Why Asia?

We are Glenn and Carol Webb. We are retired academics, now living in Palm Desert, CA, in the place shown just above our picture. We have spent most of our lives studying Asia, with Kyoto, Japan as our port of call. This blog consists primarily of essays, written by me, Glenn Taylor Webb, with the input of my wife, Carol St. John Webb. I began writing most of these essays just before we retired. Some have been published, some not. Most were first presented as lectures.

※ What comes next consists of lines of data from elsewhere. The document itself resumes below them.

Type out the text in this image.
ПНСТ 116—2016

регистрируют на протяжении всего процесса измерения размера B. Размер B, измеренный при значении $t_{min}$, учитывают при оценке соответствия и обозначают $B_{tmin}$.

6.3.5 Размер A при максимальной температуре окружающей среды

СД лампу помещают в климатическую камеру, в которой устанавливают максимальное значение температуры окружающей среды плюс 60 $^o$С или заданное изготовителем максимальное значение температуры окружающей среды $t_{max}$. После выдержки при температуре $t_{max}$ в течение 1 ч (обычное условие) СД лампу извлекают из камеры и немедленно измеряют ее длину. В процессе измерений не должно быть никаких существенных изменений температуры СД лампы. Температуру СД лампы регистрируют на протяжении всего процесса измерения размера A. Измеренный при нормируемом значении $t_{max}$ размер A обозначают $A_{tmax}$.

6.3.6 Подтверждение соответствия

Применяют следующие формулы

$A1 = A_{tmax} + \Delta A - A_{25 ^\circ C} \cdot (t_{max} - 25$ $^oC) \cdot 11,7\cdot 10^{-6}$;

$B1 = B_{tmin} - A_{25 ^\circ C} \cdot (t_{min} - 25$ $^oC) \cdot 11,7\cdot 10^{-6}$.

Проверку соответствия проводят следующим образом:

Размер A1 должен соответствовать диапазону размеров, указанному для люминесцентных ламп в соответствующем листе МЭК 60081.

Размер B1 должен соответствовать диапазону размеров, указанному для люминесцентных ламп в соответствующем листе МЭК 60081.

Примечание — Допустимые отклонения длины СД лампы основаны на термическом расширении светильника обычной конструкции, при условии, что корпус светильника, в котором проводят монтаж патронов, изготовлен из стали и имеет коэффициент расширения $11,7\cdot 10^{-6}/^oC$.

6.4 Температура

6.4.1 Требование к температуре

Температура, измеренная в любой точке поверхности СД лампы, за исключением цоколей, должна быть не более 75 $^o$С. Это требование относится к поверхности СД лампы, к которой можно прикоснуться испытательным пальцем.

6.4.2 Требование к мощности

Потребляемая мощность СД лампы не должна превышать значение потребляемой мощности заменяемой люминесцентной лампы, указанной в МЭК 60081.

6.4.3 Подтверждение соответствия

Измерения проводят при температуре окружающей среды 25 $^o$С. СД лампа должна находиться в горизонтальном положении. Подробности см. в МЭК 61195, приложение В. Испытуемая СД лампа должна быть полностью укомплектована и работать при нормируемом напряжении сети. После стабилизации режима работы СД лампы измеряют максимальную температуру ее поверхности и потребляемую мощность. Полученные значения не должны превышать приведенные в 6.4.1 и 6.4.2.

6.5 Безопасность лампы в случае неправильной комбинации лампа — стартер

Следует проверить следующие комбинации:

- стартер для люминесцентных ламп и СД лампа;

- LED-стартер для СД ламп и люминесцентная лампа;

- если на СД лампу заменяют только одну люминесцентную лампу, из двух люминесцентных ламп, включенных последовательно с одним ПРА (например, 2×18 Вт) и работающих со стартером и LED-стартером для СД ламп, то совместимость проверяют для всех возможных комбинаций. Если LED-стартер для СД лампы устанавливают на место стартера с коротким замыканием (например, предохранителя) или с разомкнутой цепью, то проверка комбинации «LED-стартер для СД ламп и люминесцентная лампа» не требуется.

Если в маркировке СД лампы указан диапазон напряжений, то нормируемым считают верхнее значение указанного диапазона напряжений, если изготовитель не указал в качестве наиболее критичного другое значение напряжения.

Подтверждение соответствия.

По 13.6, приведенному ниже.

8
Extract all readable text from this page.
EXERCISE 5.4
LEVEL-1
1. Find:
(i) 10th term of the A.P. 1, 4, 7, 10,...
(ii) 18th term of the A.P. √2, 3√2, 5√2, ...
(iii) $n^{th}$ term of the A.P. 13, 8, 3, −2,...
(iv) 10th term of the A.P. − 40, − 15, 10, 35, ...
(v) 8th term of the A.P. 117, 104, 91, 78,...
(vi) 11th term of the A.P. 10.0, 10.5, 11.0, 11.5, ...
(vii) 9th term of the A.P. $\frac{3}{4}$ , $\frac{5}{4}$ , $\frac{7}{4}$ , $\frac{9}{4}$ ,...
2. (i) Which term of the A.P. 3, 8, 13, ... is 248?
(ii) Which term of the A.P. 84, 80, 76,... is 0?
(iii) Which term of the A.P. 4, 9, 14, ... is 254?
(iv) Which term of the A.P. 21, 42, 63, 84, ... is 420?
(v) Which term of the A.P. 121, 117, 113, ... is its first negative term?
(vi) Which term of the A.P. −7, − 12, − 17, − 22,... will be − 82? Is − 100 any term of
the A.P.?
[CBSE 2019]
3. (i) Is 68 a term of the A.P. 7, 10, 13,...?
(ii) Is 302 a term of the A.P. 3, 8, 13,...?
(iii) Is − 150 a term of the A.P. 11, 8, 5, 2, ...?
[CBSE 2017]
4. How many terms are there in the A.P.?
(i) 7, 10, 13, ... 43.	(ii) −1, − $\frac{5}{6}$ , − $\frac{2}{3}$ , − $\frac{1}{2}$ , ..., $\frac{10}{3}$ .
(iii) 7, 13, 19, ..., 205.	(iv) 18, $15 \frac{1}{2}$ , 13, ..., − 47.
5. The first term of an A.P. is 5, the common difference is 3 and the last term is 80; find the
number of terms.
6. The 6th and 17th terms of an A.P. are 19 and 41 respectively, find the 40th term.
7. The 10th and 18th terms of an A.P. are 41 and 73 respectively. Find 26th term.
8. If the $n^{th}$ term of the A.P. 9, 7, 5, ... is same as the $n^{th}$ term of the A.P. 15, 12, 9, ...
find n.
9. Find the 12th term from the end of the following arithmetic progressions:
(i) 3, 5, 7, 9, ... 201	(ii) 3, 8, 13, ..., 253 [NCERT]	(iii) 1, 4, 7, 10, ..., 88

Our lives were changed by what what we experienced living in two cultures. The different ways of thinking about almost everything in Japan (and Asia in general) made us examine some of our fundamental views of life. As a history professor I had to keep a certain distance between historical events and their effects. But at this stage in my life (I'm 75) I feel like sharing with friends the impact that Japan today has had on my family as well as myself. I'm still writing things down. So take a look and let me know what you think.


Monday, July 4, 2016

Fear and Religion

Fear and Religion
July 4, 2016

Today, once again, Islamic Jihadists killed people in the name of their religion … out of fear.  Judaism, Christianity, and Islam – the three “Religions of the Book” --- teach us to fear death.  Each of them teaches the same basic truth:  that after we die we will either feel untold joy or we will endure untold pain -- forever. The simplest, most extreme motivation for deciding which of these outcomes we ourselves will experience is fear, our fear of others who will threaten us with their unbelief, or our fear of ourselves because we may not be able to live up to the demands of goodness.

There are, however, two ways to look at our future.  Give in to the joy that is promised by each of these religions, or fight the war against evil that all of them abhors.  Most Jews, Christians and Muslims live in between these two extremes.  We’re in between joy and fear.  Few of us actually follow the letter of the law. Only when our fear of each other makes us take up arms do we fight.  Social concerns rather than ideological ones determine what we will do every day.  This is true for young ISIS fighters, too, I think, just as it was for cavemen.

If you were raised in a household that is only nominally Jewish, Catholic, Protestant, Muslim, or if you were raised (or have become) not religious at all, then your social concerns of freedom, tolerance, justice and non-discrimination far outweigh any abstract notions of goodness and evil, right and wrong. If that is you, then you may be susceptible to religion. Your appetite for an answer to the unknown may be too strong.  If you already have the answer you want in religion, then you already are on the warpath.  Most Americans seem to be that way. 

Something in the human brain seems to demand simple answers to the mystery of life and death, and if you find them in the radical side of religious doctrine, you become (in my opinion) a danger to society.  The question becomes, “What does society do about protecting itself from you?” The same question pops up for dharma-caste-conscious Hindus, as well. They have been at war off and on with Muslims for centuries, but at least they produced a rebel some 2600 years ago, the historical Buddha, the world’s first pacifist, who slammed the door shut on retaliation against anyone for any reason. In theory, at least, Jesus of Nazareth was a pacifist, too.  (Sometimes I disagree with both of them on this issue, but that’s another story.) 

At issue this very moment is, “What do we do about people on the most radical side of Islam?” ISIS and other terrorist groups are angry that the Christian-dominated Western world defeated the vast military might of the Islamic world in 1922, after 1400 years of fighting, and helped Jews establish Israel after WWII.  More recently, we invaded Iraq and other parts of the Islamic world. The Kor’an says that if your enemy attacks, you can retaliate, even by killing. 

Well, according to radical Islam, we in the West (and any people who do not follow the letter of Sharia law the radicals follow) are the enemy.  We are the infidels, the unbelievers.  That’s the simple answer to the “Why?” that so many Americans are asking. The question remains, “What do we do?”  Do we bomb them, more than we have, and kill civilians in the process?  Shall we assassinate their leaders?  Can we convert the young men and women who believe in the radical Islamist cause to some other form of religion or more humane system of living?  If so, where do we begin?  Should we pull back our military entirely? Build a wall around our country?

Right now we seem to be doing almost all of those things, but with little success.  In addition, our leaders are telling us to pray for our dead and their loved ones. We are also blaming all Muslims for not speaking out and doing more to stop the carnage going on in the name of their religion. In November our nation will elect a new president.  Right now we have two candidates, a woman with perhaps more experience in democracy than almost anyone on earth, and another with no experience in anything except making money for himself and lashing out at his critics.  At the moment most Americans seem to hate her and prefer turning over the country to him, hoping he will make them wealthy, too.  I dread what comes next.  I’m not sure God is even looking at us.